A questão dos fretados mostra a orientação da administração de São Paulo que é privilegiar o proprietário individual em detrimento do transporte coletivo.
Existe um cordão umbilical entre a não construção de nenhum novo corredor de ônibus na cidade nos últimos cinco anos e a diminuição no número de ônibus em circulação.
Kassab mostrou que a falta de planejamento, as ações motivadas pelo marketing e os factóides configuram o método a serviço desta orientação focada em favor do transporte individual .
Não é de estranhar, então, que para justificar sua ação desastrada contra os fretados, Kassab tenha manipulado os dados e transmitido a mídia informações falsas sobre o impacto da medida de restrição dos fretados no trânsito de São Paulo.
EDITORIAL O ESTADO SP
Mudança improvisada
O recuo da Prefeitura, ao liberar a Avenida Luís Carlos Berrini para a circulação dos ônibus fretados, demonstra que não foram adequadamente planejadas as novas regras impostas para esses veículos.
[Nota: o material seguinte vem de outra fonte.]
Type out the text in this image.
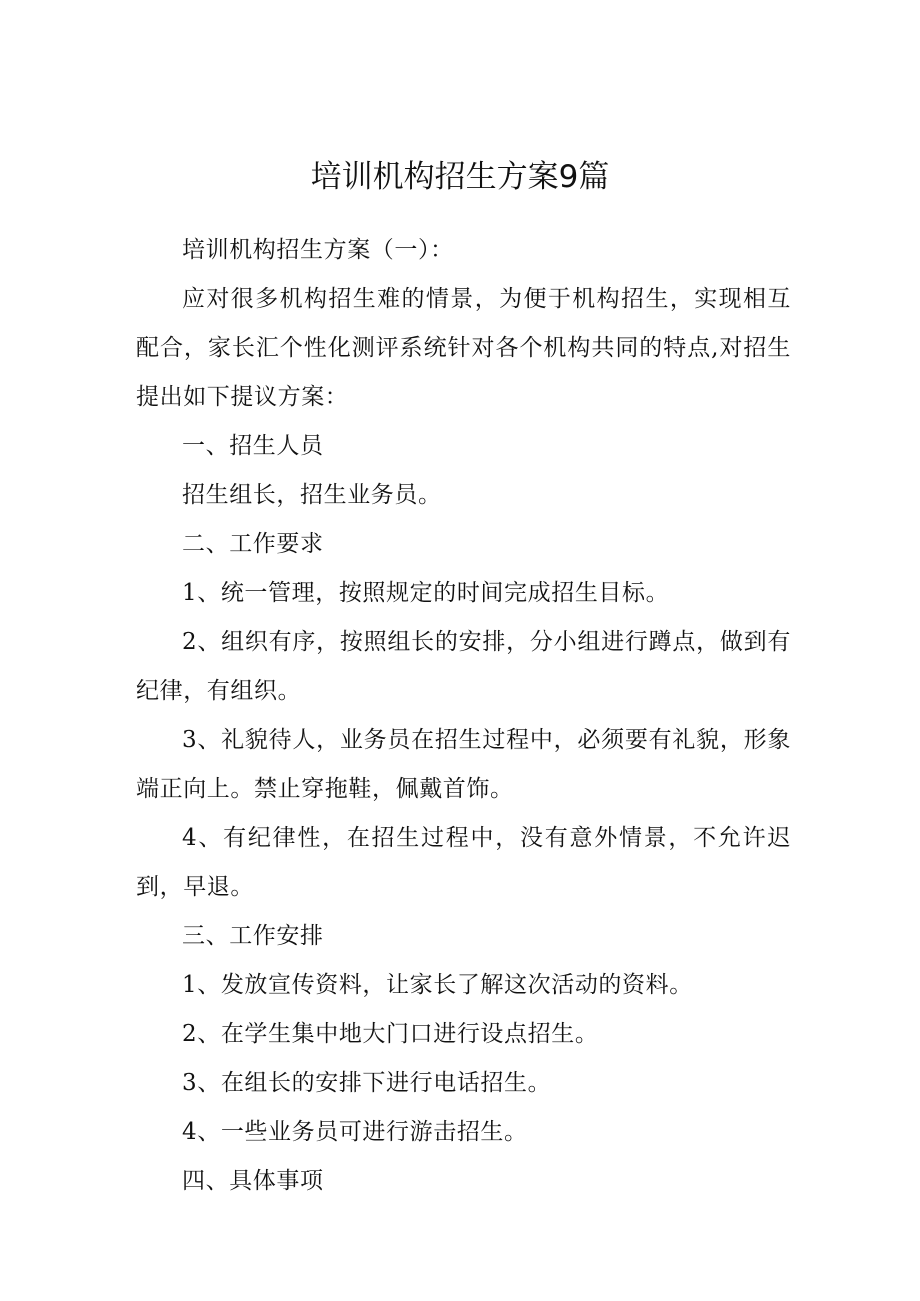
培训机构招生方案9篇

培训机构招生方案（一）：

应对很多机构招生难的情景，为便于机构招生，实现相互配合，家长汇个性化测评系统针对各个机构共同的特点,对招生提出如下提议方案：

一、招生人员

招生组长，招生业务员。

二、工作要求

1、统一管理，按照规定的时间完成招生目标。

2、组织有序，按照组长的安排，分小组进行蹲点，做到有纪律，有组织。

3、礼貌待人，业务员在招生过程中，必须要有礼貌，形象端正向上。禁止穿拖鞋，佩戴首饰。

4、有纪律性，在招生过程中，没有意外情景，不允许迟到，早退。

三、工作安排

1、发放宣传资料，让家长了解这次活动的资料。

2、在学生集中地大门口进行设点招生。

3、在组长的安排下进行电话招生。

4、一些业务员可进行游击招生。

四、具体事项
Essa era uma das avenidas em que, segundo a Secretaria Municipal dos Transportes, a restrição à circulação dos fretados seria rigorosamente mantida, com o objetivo de melhorar o trânsito na cidade. Em vigor desde segunda-feira, as novas regras para os fretados estavam prejudicando o tráfego na Marginal do Pinheiros, com reflexo em outras áreas, o que forçou a Secretaria a voltar atrás - a despeito de o prefeito Gilberto Kassab ter afirmado, horas antes, que nada seria mudado.
Os novos pontos de congestionamento criados pela concentração de fretados em locais inadequados foram as evidências mais notáveis da improvisação. Mas houve outras. Praticamente todos os afetados pelas mudanças passaram por momentos de irritação e desconforto. Longas filas nas bilheterias do Metrô, congestionamentos nas regiões de embarque, moradores impedidos de tirar o carro de sua garagem, protestos dos usuários, que bloquearam o tráfego em importantes avenidas, contrastavam com o otimismo do secretário dos Transportes, Alexandre de Moraes.
Apesar das evidências do fracasso, Moraes apresentou dados sobre o que considerou a melhora do trânsito na cidade. Na terça-feira de manhã, disse ele, a média de congestionamentos foi 36% menor do que a de outras terças-feiras de julho. Mas esse é um dado isolado. É preciso observar os índices de congestionamento de um período mais longo, inclusive comparando-os com os de anos anteriores, para se ter uma noção mais precisa dos efeitos das mudanças.
A Prefeitura restringiu a circulação dos fretados numa área de 70 km² e criou 14 pontos para embarque e desembarque nas proximidades de estações do Metrô e da CPTM. A Secretaria dos Transportes garantiu que cada ponto “foi planejado de modo a absorver a demanda, sem prejudicar o trânsito das vias de entorno”. Mas ela não se preocupou em averiguar quais seriam os pontos de destino dos fretados e o momento de sua chegada. Ao contrário dos ônibus de linha regular, os fretados definem o roteiro e o horário de acordo com a conveniência dos usuários. Como não obedecem a uma escala, todos podem chegar ao mesmo local praticamente ao mesmo tempo.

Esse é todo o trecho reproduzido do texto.